Electronic – When checking for continuity between two points on a PCB, how to know it’s not going through an inductor

analogcomponentsinductormultimeterreverse-engineering

When trying to debug a non-working circuit on a PCB, it can be difficult to trace the circuit flow visually, as described in the answer to this excellent and related question:
How can I reverse engineer a simple through-hole board?

Traces on the top layer can be hidden under bulky components like transformers, heat sinks and capacitors, so sometimes you have to take an educated guess and use the continuity setting on a standard multimeter to check where a signal is going.

However, this will also "beep" when the signal goes through an inductor. Missing that could lead to a time-wasting misunderstanding of the circuit.

It might also beep when going through a low-value resistor, but I'm not so worried about those since it's easier to see traces around and under an axial resistor.

Question

Is there a simple way to check for continuity that does not signal positive for inductors of "reasonable" sizes?

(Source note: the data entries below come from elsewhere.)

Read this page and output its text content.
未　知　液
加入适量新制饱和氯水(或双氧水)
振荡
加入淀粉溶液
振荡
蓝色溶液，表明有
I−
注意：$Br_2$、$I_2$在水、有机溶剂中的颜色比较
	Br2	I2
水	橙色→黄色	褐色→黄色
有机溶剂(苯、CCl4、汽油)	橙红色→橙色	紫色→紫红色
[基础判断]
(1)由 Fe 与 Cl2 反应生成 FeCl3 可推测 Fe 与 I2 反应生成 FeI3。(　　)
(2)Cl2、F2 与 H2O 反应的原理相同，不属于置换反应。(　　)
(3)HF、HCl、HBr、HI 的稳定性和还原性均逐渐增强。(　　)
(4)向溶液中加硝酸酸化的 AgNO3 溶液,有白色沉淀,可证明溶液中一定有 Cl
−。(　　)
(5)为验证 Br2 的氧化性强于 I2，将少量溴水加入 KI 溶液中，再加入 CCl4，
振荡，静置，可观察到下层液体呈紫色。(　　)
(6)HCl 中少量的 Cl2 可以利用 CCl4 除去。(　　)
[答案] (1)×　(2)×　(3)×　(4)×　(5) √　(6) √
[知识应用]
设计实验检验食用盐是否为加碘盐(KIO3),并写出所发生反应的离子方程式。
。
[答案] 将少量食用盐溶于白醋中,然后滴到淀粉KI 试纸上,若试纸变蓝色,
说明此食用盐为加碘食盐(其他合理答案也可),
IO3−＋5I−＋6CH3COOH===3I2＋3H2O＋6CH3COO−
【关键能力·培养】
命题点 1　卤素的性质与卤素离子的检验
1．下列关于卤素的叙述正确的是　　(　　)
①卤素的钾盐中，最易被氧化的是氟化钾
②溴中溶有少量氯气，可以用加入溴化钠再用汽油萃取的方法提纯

Obviously every PCB trace has stray inductance but I don't want to limit any answer by setting an arbitrary cutoff.

Let's assume I have access to a basic multimeter, power supply, oscilloscope, and function generator.

Best Answer

You can detect inductors of arbitrary size if that is the only thing on the circuit (or close to the only component). RLC or other un-lit up components (transistors) can produce unpredictable results and all bets are off as to what components are there. So I would say that this could be done on a net to detect inductance, if the assumption was that the inductor is or is not there and there were no other components (or everything on the net was high impedance and no caps).

A waveform generator and oscilloscope is usually what I've used to find values for inductors (using methods similar to the ones described here), and this could be done to find a resistor vs inductor vs capacitor. Phase changes can be detected, and even the value of the inductance obtained.

The problem is you are probably looking for chip inductors (big ones are easy to find), and they have small inductance and resistances, which would make them hard to find.

Another thing that I have done is used smart tweezers that can detect LRC detection. The results are limited in circuit and suffer from the same problems that ohm-ing out resistors do with other portions of the circuit in parallel.

One success that I have had in reverse engineering boards is taking a board in a dark room and shining a laser or bright light through the board to illuminate the PCB under components and see what traces are there, this works for 2-layer boards well. With 4 layer you can only see one side, so it's not as useful.